The mistake was simply one of miscommunication: the ad team supplied the ads; several senior campaign managers nixed the soldier one as not passing the smell test; but the message was not properly passed down the line.

So the unsanctioned ad was posted with the others for about one hour, until the mistake was caught and the ad pulled from the web. It appeared on television only in the subsequent news coverage of the controversy. There wasn’t even a media release announcing the ad release.

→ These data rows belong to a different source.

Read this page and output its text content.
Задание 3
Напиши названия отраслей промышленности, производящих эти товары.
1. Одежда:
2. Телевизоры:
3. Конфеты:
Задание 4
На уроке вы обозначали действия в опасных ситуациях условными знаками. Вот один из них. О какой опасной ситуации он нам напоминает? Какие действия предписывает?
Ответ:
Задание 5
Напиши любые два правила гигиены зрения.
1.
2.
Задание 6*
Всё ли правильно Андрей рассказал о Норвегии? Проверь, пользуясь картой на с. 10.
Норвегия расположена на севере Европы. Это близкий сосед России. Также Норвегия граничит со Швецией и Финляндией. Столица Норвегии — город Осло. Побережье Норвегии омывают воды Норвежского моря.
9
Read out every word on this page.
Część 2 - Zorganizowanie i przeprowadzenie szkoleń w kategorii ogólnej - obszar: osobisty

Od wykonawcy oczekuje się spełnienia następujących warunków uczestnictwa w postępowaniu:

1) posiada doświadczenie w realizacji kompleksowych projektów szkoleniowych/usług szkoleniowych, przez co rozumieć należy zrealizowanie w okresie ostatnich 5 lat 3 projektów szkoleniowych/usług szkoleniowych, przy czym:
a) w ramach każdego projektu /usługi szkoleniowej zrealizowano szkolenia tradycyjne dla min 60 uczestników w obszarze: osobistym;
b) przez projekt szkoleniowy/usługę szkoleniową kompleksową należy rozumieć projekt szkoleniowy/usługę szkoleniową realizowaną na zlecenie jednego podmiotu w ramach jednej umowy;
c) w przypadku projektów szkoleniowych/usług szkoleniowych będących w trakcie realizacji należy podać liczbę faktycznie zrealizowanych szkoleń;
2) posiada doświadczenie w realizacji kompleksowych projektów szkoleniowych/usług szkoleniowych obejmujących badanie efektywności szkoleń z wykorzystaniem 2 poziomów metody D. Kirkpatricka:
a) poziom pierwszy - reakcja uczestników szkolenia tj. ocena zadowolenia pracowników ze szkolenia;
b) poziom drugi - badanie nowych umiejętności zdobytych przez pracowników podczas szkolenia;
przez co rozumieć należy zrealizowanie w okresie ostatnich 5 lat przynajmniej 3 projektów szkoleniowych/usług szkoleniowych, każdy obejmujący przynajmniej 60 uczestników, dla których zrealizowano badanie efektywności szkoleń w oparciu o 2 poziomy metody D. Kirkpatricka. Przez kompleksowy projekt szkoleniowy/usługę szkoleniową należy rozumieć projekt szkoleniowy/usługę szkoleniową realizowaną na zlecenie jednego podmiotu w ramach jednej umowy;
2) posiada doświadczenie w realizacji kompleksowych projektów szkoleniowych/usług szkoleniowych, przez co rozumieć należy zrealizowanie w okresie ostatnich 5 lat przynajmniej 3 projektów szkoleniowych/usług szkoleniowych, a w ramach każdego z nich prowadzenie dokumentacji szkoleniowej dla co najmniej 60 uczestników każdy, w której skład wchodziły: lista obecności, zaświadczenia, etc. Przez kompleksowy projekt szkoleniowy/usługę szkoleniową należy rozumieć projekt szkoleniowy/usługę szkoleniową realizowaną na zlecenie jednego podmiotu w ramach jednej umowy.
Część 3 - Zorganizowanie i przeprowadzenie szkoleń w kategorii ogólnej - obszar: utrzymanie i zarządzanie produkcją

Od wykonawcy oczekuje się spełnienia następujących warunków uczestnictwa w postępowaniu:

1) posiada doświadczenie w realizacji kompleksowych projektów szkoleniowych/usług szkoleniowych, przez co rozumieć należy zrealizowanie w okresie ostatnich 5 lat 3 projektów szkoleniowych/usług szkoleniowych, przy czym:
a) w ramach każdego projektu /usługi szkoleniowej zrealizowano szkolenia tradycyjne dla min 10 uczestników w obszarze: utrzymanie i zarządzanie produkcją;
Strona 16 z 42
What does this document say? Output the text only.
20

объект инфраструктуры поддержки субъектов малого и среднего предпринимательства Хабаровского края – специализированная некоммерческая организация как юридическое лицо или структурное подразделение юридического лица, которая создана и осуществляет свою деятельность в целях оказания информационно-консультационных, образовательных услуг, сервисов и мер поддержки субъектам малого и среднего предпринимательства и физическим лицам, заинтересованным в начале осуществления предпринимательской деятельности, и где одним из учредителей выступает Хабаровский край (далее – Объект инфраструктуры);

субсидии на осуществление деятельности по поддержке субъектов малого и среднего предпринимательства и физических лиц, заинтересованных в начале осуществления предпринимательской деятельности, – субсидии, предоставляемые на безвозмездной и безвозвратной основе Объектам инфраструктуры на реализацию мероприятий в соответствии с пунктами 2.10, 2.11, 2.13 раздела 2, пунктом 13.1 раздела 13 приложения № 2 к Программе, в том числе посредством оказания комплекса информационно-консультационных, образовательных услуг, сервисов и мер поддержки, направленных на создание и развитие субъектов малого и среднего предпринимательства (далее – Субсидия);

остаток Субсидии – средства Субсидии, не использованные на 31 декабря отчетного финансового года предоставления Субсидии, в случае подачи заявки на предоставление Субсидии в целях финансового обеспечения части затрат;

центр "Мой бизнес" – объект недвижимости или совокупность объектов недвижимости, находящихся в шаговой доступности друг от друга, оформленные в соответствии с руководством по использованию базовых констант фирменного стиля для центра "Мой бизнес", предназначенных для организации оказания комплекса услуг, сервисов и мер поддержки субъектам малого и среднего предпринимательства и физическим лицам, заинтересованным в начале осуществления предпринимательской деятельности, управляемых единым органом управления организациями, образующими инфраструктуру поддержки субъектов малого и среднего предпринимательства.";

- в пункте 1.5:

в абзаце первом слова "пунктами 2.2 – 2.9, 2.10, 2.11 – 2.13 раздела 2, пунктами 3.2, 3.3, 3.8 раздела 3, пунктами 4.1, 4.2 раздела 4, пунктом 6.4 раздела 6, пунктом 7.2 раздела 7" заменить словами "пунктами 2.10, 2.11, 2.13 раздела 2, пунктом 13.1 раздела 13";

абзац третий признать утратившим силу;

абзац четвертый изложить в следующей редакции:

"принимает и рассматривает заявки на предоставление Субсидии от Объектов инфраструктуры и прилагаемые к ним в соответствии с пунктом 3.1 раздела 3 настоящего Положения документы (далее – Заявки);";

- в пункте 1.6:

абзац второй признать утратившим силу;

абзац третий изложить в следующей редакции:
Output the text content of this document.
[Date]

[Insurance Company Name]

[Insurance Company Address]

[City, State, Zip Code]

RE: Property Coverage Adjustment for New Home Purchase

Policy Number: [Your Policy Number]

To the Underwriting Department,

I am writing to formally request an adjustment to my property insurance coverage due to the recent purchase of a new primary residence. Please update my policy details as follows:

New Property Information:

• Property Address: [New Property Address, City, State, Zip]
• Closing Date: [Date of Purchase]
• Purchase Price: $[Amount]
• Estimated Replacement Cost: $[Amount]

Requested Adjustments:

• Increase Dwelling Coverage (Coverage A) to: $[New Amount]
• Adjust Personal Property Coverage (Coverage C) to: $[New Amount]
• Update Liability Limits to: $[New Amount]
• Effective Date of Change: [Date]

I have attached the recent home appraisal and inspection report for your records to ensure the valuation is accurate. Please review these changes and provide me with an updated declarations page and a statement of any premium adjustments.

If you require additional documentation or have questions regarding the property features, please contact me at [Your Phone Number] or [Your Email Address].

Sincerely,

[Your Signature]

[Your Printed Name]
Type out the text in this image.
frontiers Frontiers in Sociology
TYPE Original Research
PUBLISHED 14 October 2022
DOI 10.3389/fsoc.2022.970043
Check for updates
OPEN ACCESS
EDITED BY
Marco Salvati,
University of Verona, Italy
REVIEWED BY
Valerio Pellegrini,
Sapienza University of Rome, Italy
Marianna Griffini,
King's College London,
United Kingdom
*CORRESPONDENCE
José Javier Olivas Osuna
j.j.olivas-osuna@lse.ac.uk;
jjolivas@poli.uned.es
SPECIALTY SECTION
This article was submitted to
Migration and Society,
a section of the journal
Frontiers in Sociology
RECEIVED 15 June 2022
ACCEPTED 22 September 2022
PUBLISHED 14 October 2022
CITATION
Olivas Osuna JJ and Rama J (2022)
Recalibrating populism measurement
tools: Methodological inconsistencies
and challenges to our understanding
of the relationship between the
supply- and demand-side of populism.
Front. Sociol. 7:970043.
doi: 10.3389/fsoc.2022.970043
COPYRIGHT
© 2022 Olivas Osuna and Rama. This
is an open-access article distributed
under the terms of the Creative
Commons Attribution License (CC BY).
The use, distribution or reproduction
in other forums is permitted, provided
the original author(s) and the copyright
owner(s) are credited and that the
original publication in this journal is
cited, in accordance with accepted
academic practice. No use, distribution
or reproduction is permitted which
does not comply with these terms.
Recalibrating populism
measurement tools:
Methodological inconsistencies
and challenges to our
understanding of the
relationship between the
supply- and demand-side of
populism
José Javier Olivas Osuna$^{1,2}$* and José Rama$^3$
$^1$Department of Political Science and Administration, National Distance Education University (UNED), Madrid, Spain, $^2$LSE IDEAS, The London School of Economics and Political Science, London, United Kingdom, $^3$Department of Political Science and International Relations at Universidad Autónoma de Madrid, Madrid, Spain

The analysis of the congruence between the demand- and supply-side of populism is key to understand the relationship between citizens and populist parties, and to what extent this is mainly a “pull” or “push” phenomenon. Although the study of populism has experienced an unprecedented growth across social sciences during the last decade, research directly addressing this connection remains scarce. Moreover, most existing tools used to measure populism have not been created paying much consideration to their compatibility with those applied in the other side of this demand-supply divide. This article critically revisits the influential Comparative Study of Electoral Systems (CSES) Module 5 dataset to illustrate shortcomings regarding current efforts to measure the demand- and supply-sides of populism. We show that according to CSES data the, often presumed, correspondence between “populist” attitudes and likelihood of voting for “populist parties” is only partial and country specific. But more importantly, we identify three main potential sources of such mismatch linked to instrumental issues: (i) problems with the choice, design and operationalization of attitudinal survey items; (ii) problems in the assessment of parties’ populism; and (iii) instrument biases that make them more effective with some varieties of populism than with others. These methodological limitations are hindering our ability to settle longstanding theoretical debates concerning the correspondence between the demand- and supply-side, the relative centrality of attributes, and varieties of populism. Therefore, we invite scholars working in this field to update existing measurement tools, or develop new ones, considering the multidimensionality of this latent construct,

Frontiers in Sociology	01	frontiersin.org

But all of the ads were secretly cached by someone and then distributed. A mole in the campaign was suspected, perhaps the same person that sent out the Martin platform to the media before its time, killing any interest on a crucial campaign plank.

Littler says he now thinks the Martin team made a mistake in pulling that ad, that they should have stood by it. Withdrawing the soldiers-on-the-streets ad, in his view, was repeating the mistake the Kim Campbell team made in backing away from the Chretien attack.

The error the Harper Conservatives are not making now as they stand behind their Trudeau attack.